News Lintas Sulawesi/Makassar

Peresmian kantor Burhanuddin Andi Law Firm  yang berlokasi di Jln. Sultan Alauddin Ruko Permatasari di awali dengan pengguntingan pita, berlangsung hari sabtu (11/06/2022).

Turut Hadir dalam peresmian ini yakni
mantan menteri pertanian periode 2014-2019 Andi Amran Sulaiman, Wakapolda Sulsel Brigjen Pol Chusaeni Patoppoi. WaliKota Makassar Danny Pomanto, Wakil Bupati Soppeng Luthfie Halide, Bupati Bulukumba Andi Muchtar Ali Yusuf,
Rektor UNM Prof Husain Syam, serta Rektor Unhas Prof Jamaluddin Jompa.

Mantan kapolda Sulsel tahun 2013-2014 itu mendirikan kantor hukum Law Firm dan kini
Irjen Pol (Purn) Burhanuddin Andi  menekuni profesi sebagai pengacara.

Dalam sambutannya Dr. Burhanuddin Andi mengatakan kantor hukumnya itu hadir untuk memberikan bantuan hukum kepada masyarakat menengah ke bawah.

“Kantor Law Firm ini kita harapkan menjadi sarana dan media komunikasi, bagi sesama penasihat hukum. Sekaligus menjadi penasihat hukum bagi masyarakat dalam mencari keadilan,” tuturnya

Selain dikenal sebagai jenderal polisi, Burhanuddin Andi adalah doktor ilmu hukum.

Ia menyelesaikan pendidikan doktor di Universitas Muslim Indonesia (UMI) Makassar pada 2016 lalu.

Ia diambil sumpah sebagai advokasi oleh Pengadilan Tinggi (PT) Makassar pada 15 Maret 2022 lalu.

Menurut Burhanuddin Andi, tidak sedikit masyarakat ke bawah sering membutuhkan bantuan hukum dalam mencari keadilan.

“Kita melihat tidak sedikit warga berjuang mencari keadilan melalui proses hukum. Saya ingin membantu masyarakat yang terzdalimi memperoleh hak-haknya. Kita juga berkomitmen memberantas mafia hukum dan mafia tanah. Apalagi sejalan keinginan Bapak Presiden Joko Widodo,” katanya.
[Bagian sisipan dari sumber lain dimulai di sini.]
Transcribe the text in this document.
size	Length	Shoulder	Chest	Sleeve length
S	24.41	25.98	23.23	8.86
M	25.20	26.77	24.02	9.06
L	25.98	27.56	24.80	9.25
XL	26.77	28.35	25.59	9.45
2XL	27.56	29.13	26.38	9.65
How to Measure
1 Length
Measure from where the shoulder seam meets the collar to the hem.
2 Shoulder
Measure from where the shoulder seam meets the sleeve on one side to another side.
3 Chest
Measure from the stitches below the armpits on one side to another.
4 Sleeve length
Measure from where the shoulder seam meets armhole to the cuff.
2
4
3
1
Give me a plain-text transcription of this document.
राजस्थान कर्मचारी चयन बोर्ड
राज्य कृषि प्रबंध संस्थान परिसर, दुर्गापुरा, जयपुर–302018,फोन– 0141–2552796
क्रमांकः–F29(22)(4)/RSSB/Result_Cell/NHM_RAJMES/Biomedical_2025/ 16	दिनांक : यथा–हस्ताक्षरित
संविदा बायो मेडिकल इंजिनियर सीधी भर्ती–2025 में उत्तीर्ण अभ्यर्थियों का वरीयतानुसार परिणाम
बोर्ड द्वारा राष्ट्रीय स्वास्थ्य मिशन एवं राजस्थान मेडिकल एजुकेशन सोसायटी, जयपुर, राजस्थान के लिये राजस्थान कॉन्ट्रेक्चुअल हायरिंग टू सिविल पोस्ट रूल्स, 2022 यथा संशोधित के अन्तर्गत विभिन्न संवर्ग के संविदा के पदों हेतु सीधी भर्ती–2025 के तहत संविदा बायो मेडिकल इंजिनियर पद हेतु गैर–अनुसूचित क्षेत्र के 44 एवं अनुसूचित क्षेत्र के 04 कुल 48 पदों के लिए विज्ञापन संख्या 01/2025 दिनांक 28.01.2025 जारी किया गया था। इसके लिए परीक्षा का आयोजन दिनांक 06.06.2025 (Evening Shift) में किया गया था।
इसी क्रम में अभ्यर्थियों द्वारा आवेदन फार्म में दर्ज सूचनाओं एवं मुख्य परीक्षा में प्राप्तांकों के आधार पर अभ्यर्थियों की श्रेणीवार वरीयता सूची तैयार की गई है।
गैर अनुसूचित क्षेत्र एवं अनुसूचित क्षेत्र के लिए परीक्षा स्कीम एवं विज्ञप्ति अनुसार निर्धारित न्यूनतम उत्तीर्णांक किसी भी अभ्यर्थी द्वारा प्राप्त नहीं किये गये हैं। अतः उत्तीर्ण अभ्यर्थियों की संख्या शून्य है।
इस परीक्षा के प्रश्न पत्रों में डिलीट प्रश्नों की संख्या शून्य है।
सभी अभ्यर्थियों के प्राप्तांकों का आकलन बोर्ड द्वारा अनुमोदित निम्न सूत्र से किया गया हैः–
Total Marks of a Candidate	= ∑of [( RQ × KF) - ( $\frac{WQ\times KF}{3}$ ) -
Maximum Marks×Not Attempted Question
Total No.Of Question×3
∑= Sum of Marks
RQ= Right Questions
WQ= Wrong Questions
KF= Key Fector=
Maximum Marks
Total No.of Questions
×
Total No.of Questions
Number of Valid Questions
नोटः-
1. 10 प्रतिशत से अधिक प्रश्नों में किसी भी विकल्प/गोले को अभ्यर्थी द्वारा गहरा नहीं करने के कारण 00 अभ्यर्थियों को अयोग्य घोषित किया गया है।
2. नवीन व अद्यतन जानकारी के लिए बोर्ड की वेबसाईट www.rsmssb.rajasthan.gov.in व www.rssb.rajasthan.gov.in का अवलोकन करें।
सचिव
Selepas purna tugas sebagai polisi, jebolan Akabri 1983 itu mengaku banyak berinteraksi dengan  masyarakat diantaranya membahas  masalah sosial, ekonomi, atuapun masalah hukum.

Sebagai doktor ilmu hukum, Puang Bur mengaku punya keinginan mengimplementasikan keilmuannya sebagai tanggung jawab moral kepada masyarakat.

“Sebagai aparat kita melihat hukum dalam kacamata formal dan Sebagai lawyer kita melihat perspektif hukum yang berbeda. Profesi ini adalah pengabdian terakhir untuk membela masyarkat memperjuangkan keadilan,” Pungkasnya.